Rebuild Image From Scratch (no cache)

docker build --no-cache -t scadalink:latest -f docker/Dockerfile .

Build Cache

The Dockerfile uses a multi-stage build optimized for fast rebuilds:

  1. Restore stage: Copies only .csproj files and runs dotnet restore. This layer is cached as long as no project file changes.
  2. Build stage: Copies source code and runs dotnet publish --no-restore. Re-runs on any source change but skips restore.
  3. Runtime stage: Uses the slim aspnet:10.0 base image with only the published output.

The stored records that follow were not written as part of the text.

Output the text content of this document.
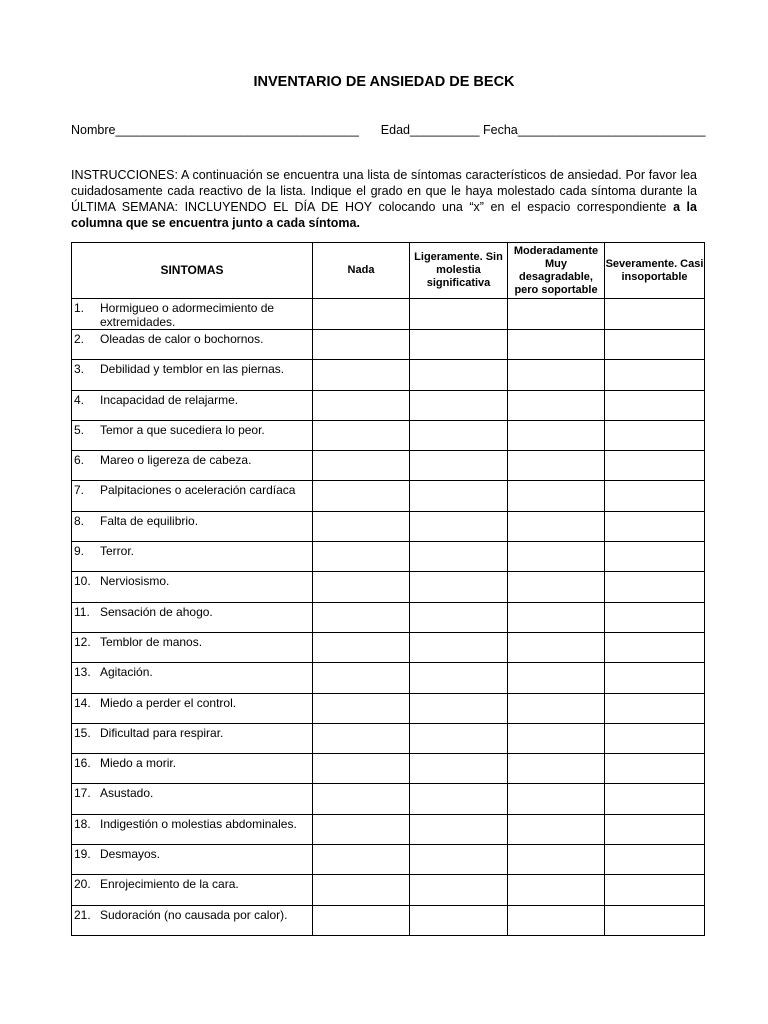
INVENTARIO DE ANSIEDAD DE BECK
Nombre___________________________________ Edad__________ Fecha___________________________
INSTRUCCIONES: A continuación se encuentra una lista de síntomas característicos de ansiedad. Por favor lea cuidadosamente cada reactivo de la lista. Indique el grado en que le haya molestado cada síntoma durante la ÚLTIMA SEMANA: INCLUYENDO EL DÍA DE HOY colocando una “x” en el espacio correspondiente a la columna que se encuentra junto a cada síntoma.
SINTOMAS	Nada	Ligeramente. Sin molestia significativa	Moderadamente Muy desagradable, pero soportable	Severamente. Casi insoportable

1. Hormigueo o adormecimiento de extremidades.				

2. Oleadas de calor o bochornos.				

3. Debilidad y temblor en las piernas.				

4. Incapacidad de relajarme.				

5. Temor a que sucediera lo peor.				

6. Mareo o ligereza de cabeza.				

7. Palpitaciones o aceleración cardíaca				

8. Falta de equilibrio.				

9. Terror.				

10. Nerviosismo.				

11. Sensación de ahogo.				

12. Temblor de manos.				

13. Agitación.				

14. Miedo a perder el control.				

15. Dificultad para respirar.				

16. Miedo a morir.				

17. Asustado.				

18. Indigestión o molestias abdominales.				

19. Desmayos.				

20. Enrojecimiento de la cara.				

21. Sudoración (no causada por calor).				
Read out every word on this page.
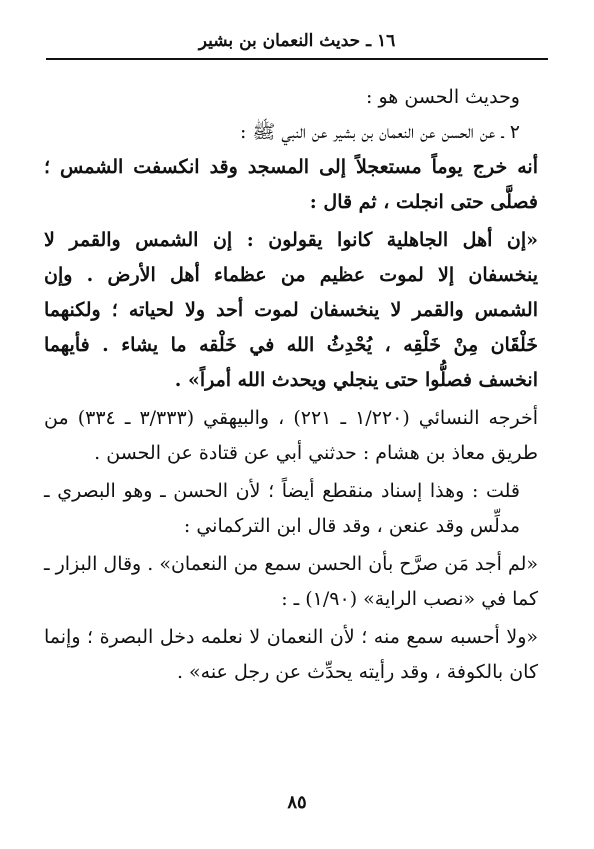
١٦ ـ حديث النعمان بن بشير

وحديث الحسن هو :

٢ ـ عن الحسن عن النعمان بن بشير عن النبي ﷺ :

أنه خرج يوماً مستعجلاً إلى المسجد وقد انكسفت الشمس ؛ فصلَّى حتى انجلت ، ثم قال :

«إن أهل الجاهلية كانوا يقولون : إن الشمس والقمر لا ينخسفان إلا لموت عظيم من عظماء أهل الأرض . وإن الشمس والقمر لا ينخسفان لموت أحد ولا لحياته ؛ ولكنهما خَلْقَان مِنْ خَلْقِه ، يُحْدِثُ الله في خَلْقه ما يشاء . فأيهما انخسف فصلُّوا حتى ينجلي ويحدث الله أمراً» .

أخرجه النسائي (١/٢٢٠ ـ ٢٢١) ، والبيهقي (٣/٣٣٣ ـ ٣٣٤) من طريق معاذ بن هشام : حدثني أبي عن قتادة عن الحسن .

قلت : وهذا إسناد منقطع أيضاً ؛ لأن الحسن ـ وهو البصري ـ مدلِّس وقد عنعن ، وقد قال ابن التركماني :

«لم أجد مَن صرَّح بأن الحسن سمع من النعمان» . وقال البزار ـ كما في «نصب الراية» (١/٩٠) ـ :

«ولا أحسبه سمع منه ؛ لأن النعمان لا نعلمه دخل البصرة ؛ وإنما كان بالكوفة ، وقد رأيته يحدِّث عن رجل عنه» .

٨٥
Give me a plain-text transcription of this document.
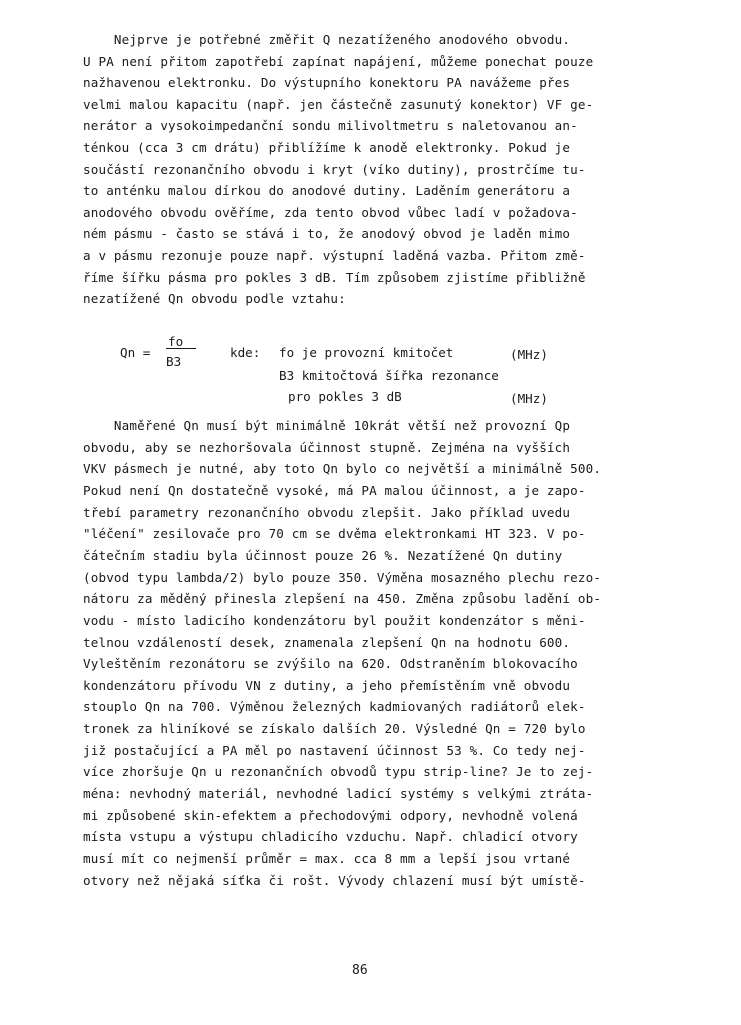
Nejprve je potřebné změřit Q nezatíženého anodového obvodu.
U PA není přitom zapotřebí zapínat napájení, můžeme ponechat pouze
nažhavenou elektronku. Do výstupního konektoru PA navážeme přes
velmi malou kapacitu (např. jen částečně zasunutý konektor) VF ge-
nerátor a vysokoimpedanční sondu milivoltmetru s naletovanou an-
ténkou (cca 3 cm drátu) přiblížíme k anodě elektronky. Pokud je
součástí rezonančního obvodu i kryt (víko dutiny), prostrčíme tu-
to anténku malou dírkou do anodové dutiny. Laděním generátoru a
anodového obvodu ověříme, zda tento obvod vůbec ladí v požadova-
ném pásmu - často se stává i to, že anodový obvod je laděn mimo
a v pásmu rezonuje pouze např. výstupní laděná vazba. Přitom změ-
říme šířku pásma pro pokles 3 dB. Tím způsobem zjistíme přibližně
nezatížené Qn obvodu podle vztahu:
Qn =
fo
B3
kde: fo je provozní kmitočet	(MHz)
B3 kmitočtová šířka rezonance
pro pokles 3 dB	(MHz)
Naměřené Qn musí být minimálně 10krát větší než provozní Qp
obvodu, aby se nezhoršovala účinnost stupně. Zejména na vyšších
VKV pásmech je nutné, aby toto Qn bylo co největší a minimálně 500.
Pokud není Qn dostatečně vysoké, má PA malou účinnost, a je zapo-
třebí parametry rezonančního obvodu zlepšit. Jako příklad uvedu
"léčení" zesilovače pro 70 cm se dvěma elektronkami HT 323. V po-
čátečním stadiu byla účinnost pouze 26 %. Nezatížené Qn dutiny
(obvod typu lambda/2) bylo pouze 350. Výměna mosazného plechu rezo-
nátoru za měděný přinesla zlepšení na 450. Změna způsobu ladění ob-
vodu - místo ladicího kondenzátoru byl použit kondenzátor s měni-
telnou vzdáleností desek, znamenala zlepšení Qn na hodnotu 600.
Vyleštěním rezonátoru se zvýšilo na 620. Odstraněním blokovacího
kondenzátoru přívodu VN z dutiny, a jeho přemístěním vně obvodu
stouplo Qn na 700. Výměnou železných kadmiovaných radiátorů elek-
tronek za hliníkové se získalo dalších 20. Výsledné Qn = 720 bylo
již postačující a PA měl po nastavení účinnost 53 %. Co tedy nej-
více zhoršuje Qn u rezonančních obvodů typu strip-line? Je to zej-
ména: nevhodný materiál, nevhodné ladicí systémy s velkými ztráta-
mi způsobené skin-efektem a přechodovými odpory, nevhodně volená
místa vstupu a výstupu chladicího vzduchu. Např. chladicí otvory
musí mít co nejmenší průměr = max. cca 8 mm a lepší jsou vrtané
otvory než nějaká síťka či rošt. Vývody chlazení musí být umístě-
86
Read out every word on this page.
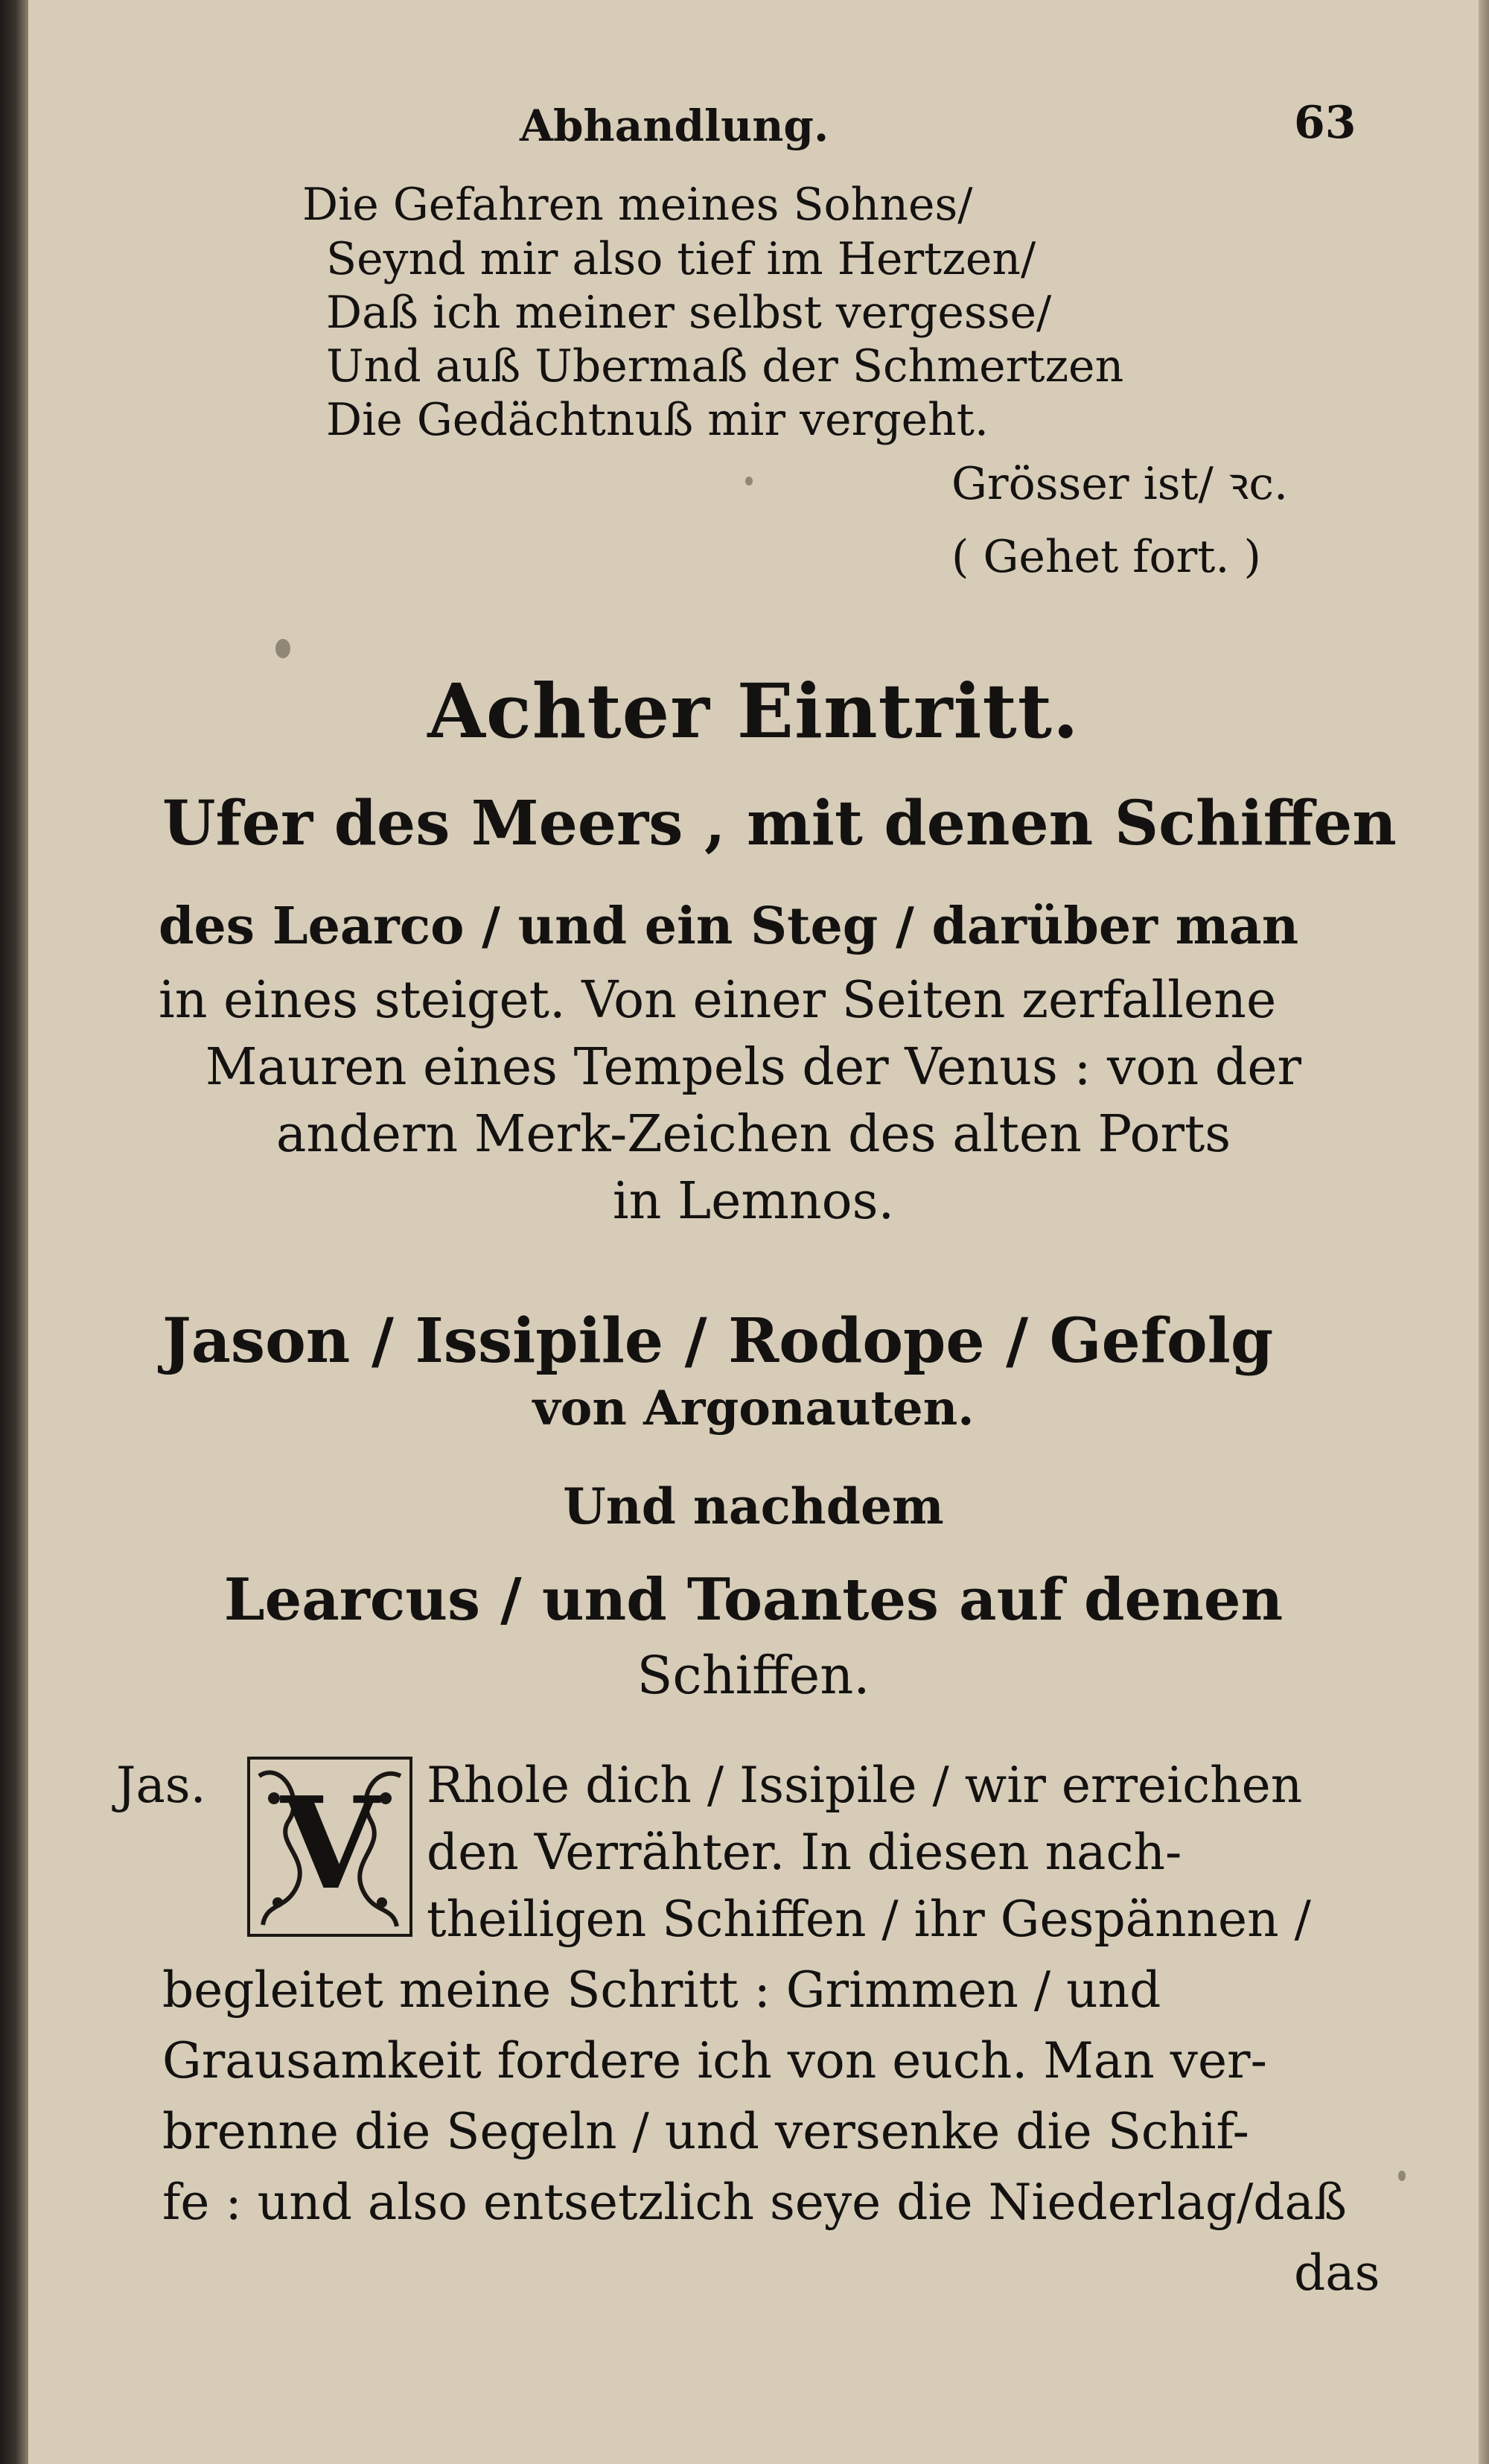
Abhandlung.	63
Die Gefahren meines Sohnes/
Seynd mir also tief im Hertzen/
Daß ich meiner selbst vergesse/
Und auß Ubermaß der Schmertzen
Die Gedächtnuß mir vergeht.
Grösser ist/ ꝛc.
( Gehet fort. )
Achter Eintritt.
Ufer des Meers , mit denen Schiffen
des Learco / und ein Steg / darüber man
in eines steiget. Von einer Seiten zerfallene
Mauren eines Tempels der Venus : von der
andern Merk-Zeichen des alten Ports
in Lemnos.
Jason / Issipile / Rodope / Gefolg
von Argonauten.
Und nachdem
Learcus / und Toantes auf denen
Schiffen.
Jas. V Rhole dich / Issipile / wir erreichen
den Verrähter. In diesen nach-
theiligen Schiffen / ihr Gespännen /
begleitet meine Schritt : Grimmen / und
Grausamkeit fordere ich von euch. Man ver-
brenne die Segeln / und versenke die Schif-
fe : und also entsetzlich seye die Niederlag/daß
das
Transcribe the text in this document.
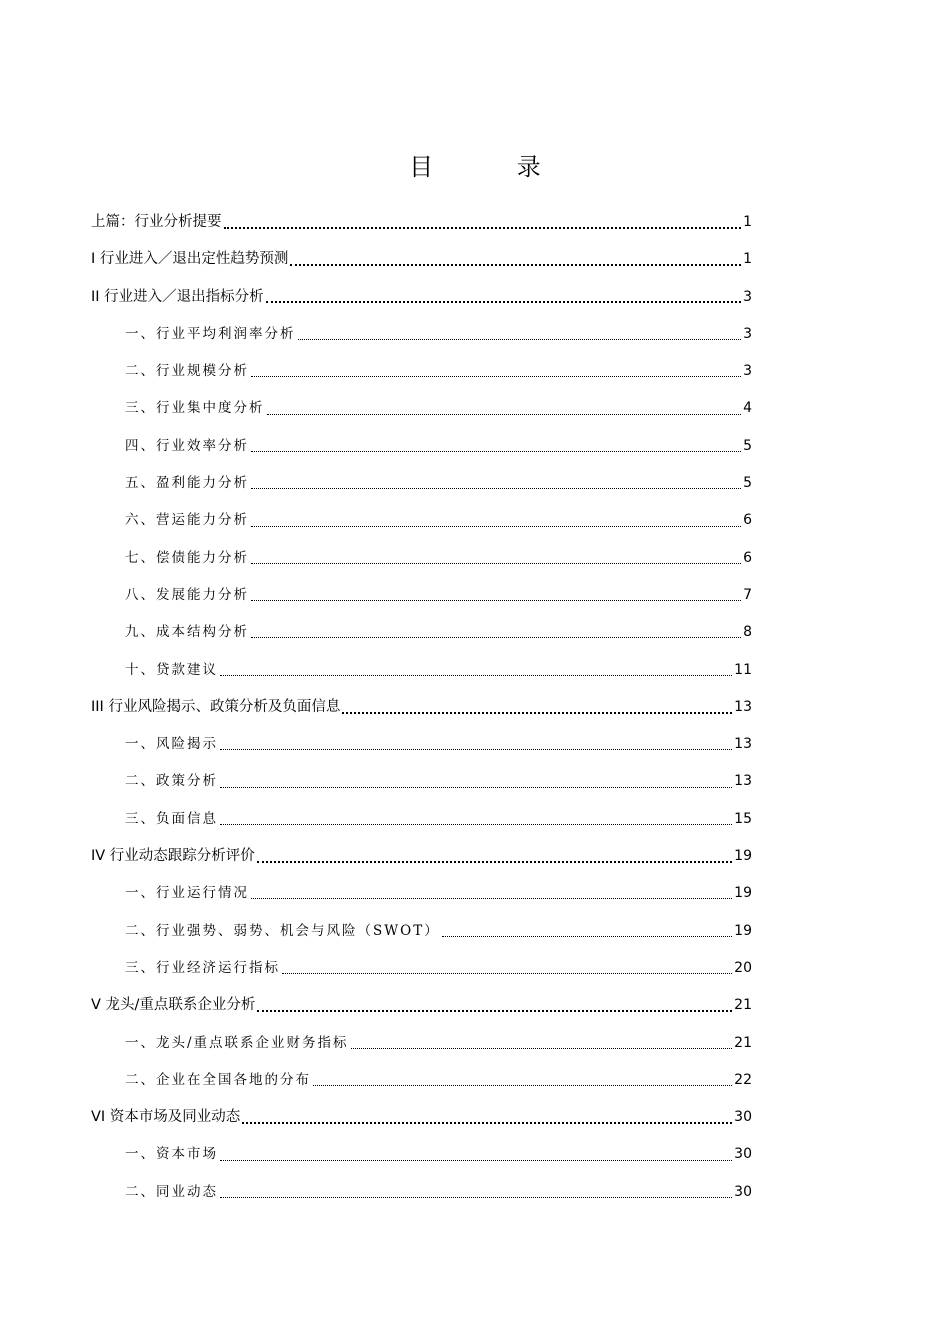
目 录
上篇：行业分析提要	1
I 行业进入／退出定性趋势预测	1
II 行业进入／退出指标分析	3
一、行业平均利润率分析	3
二、行业规模分析	3
三、行业集中度分析	4
四、行业效率分析	5
五、盈利能力分析	5
六、营运能力分析	6
七、偿债能力分析	6
八、发展能力分析	7
九、成本结构分析	8
十、贷款建议	11
III 行业风险揭示、政策分析及负面信息	13
一、风险揭示	13
二、政策分析	13
三、负面信息	15
IV 行业动态跟踪分析评价	19
一、行业运行情况	19
二、行业强势、弱势、机会与风险（SWOT）	19
三、行业经济运行指标	20
V 龙头/重点联系企业分析	21
一、龙头/重点联系企业财务指标	21
二、企业在全国各地的分布	22
VI 资本市场及同业动态	30
一、资本市场	30
二、同业动态	30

Typical rebuild after a source-only change takes ~5 seconds (restore cached, only build + publish runs).

Test Users

All test passwords are password. See infra/glauth/config.toml for the full list.

Username Roles Use Case
admin Admin System administration
designer Design Template authoring
deployer Deployment Instance deployment (all sites)
multi-role Admin, Design, Deployment Full access for testing

Failover Testing

Central Failover

# Stop the active central node
docker stop scadalink-central-a

# Verify central-b takes over (check logs for leader election)
docker logs -f scadalink-central-b

# Access UI on standby node
open http://localhost:9002

# Restore the original node
docker start scadalink-central-a

Site Failover

# Stop the active site-a node
docker stop scadalink-site-a-a

# Verify site-a-b takes over singleton (DeploymentManager)
docker logs -f scadalink-site-a-b

# Restore
docker start scadalink-site-a-a

Same pattern applies for site-b (scadalink-site-b-a/scadalink-site-b-b) and site-c (scadalink-site-c-a/scadalink-site-c-b).

Failover takes approximately 25 seconds (2s heartbeat + 10s detection threshold + 15s stable-after for split-brain resolver).